Notes.io is a web-based application for taking notes. You can take your notes and share with others people. If you like taking long notes, notes.io is designed for you. To date, over 8,000,000,000 notes created and continuing...

With notes.io;

  • * You can take a note from anywhere and any device with internet connection.
  • * You can share the notes in social platforms (YouTube, Facebook, Twitter, instagram etc.).
  • * You can quickly share your contents without website, blog and e-mail.
  • * You don't need to create any Account to share a note.
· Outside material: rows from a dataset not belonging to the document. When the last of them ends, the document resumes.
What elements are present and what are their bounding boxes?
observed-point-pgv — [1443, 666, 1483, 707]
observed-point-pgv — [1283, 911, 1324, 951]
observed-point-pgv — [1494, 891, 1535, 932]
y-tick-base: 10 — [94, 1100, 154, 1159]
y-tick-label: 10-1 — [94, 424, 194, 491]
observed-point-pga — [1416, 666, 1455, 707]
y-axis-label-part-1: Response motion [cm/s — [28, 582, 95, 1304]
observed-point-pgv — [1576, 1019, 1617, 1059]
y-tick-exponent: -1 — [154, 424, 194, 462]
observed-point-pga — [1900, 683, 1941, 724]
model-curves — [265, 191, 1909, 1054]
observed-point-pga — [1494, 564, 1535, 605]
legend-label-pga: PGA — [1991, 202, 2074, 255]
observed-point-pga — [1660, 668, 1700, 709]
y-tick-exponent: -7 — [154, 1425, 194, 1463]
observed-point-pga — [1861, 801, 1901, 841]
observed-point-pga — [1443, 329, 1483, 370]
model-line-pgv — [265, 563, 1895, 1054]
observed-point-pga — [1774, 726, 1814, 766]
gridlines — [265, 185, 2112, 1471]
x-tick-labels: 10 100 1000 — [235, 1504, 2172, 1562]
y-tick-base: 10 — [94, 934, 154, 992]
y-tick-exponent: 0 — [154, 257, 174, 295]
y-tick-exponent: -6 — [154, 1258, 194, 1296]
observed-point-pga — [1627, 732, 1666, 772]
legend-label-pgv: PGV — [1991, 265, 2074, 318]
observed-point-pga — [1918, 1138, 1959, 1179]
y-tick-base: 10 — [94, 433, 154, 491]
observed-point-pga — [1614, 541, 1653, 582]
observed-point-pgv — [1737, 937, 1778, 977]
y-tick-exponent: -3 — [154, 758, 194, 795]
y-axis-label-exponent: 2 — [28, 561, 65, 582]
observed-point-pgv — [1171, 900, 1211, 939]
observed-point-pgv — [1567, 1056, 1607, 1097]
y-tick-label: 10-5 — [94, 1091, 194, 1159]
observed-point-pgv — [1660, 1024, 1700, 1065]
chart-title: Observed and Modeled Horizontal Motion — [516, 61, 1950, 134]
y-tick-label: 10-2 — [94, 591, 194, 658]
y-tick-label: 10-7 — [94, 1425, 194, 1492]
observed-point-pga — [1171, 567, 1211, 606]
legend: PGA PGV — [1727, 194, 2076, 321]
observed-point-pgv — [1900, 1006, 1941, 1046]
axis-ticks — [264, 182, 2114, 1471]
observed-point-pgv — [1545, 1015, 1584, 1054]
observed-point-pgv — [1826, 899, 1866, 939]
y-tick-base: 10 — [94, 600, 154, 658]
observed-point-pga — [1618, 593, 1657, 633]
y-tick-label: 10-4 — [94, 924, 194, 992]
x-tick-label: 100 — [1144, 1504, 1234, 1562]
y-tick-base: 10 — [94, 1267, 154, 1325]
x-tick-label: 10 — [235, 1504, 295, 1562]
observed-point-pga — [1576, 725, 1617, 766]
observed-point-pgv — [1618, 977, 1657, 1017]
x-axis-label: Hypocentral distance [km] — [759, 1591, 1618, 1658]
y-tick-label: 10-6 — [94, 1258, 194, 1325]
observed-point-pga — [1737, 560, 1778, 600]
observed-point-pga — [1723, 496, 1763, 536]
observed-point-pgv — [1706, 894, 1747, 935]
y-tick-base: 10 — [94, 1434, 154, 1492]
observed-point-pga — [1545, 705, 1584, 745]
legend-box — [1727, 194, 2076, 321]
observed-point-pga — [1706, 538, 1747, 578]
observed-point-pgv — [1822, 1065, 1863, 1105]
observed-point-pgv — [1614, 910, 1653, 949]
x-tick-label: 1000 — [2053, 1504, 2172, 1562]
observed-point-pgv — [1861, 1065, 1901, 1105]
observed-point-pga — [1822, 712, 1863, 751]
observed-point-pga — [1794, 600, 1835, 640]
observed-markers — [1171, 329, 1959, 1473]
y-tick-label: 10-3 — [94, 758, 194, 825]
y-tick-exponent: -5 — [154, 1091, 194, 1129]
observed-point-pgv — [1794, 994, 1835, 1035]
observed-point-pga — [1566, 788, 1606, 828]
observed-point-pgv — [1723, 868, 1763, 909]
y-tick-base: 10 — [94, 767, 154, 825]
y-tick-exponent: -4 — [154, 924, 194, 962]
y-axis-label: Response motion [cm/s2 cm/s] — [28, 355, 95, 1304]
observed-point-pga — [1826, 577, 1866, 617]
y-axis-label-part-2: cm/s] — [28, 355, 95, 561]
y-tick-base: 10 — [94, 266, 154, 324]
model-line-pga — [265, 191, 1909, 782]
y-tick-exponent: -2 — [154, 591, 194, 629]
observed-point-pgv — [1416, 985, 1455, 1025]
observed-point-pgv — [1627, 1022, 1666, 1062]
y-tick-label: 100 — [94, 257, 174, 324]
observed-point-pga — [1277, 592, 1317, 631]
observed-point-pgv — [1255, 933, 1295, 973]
As you wish you can use quick, easy and best shortened notes with sms, websites, e-mail, or messaging services (WhatsApp, iMessage, Telegram, Signal).
  • * Notes.io has fabulous infrastructure design for a short link and allows you to share the note as an easy and understandable link.

Fast: Notes.io is built for speed and performance. You can take a notes quickly and browse your archive.

Easy: Notes.io doesn’t require installation. Just write and share note!

Short: Notes.io’s url just 8 character. You’ll get shorten link of your note when you want to share. (Ex: notes.io/q )

Free: Notes.io works for 12 years and has been free since the day it was started.


You immediately create your first note and start sharing with the ones you wish. If you want to contact us, you can use the following communication channels;


Email: [email protected]

Twitter: http://twitter.com/notesio

Instagram: http://instagram.com/notes.io

Facebook: http://facebook.com/notesio



Regards;
Notes.io Team

     
 
Shortened Note Link
 
 
Looding Image
 
     
 
Long File
 
 

For written notes was greater than 18KB Unable to shorten.

To be smaller than 18KB, please organize your notes, or sign in.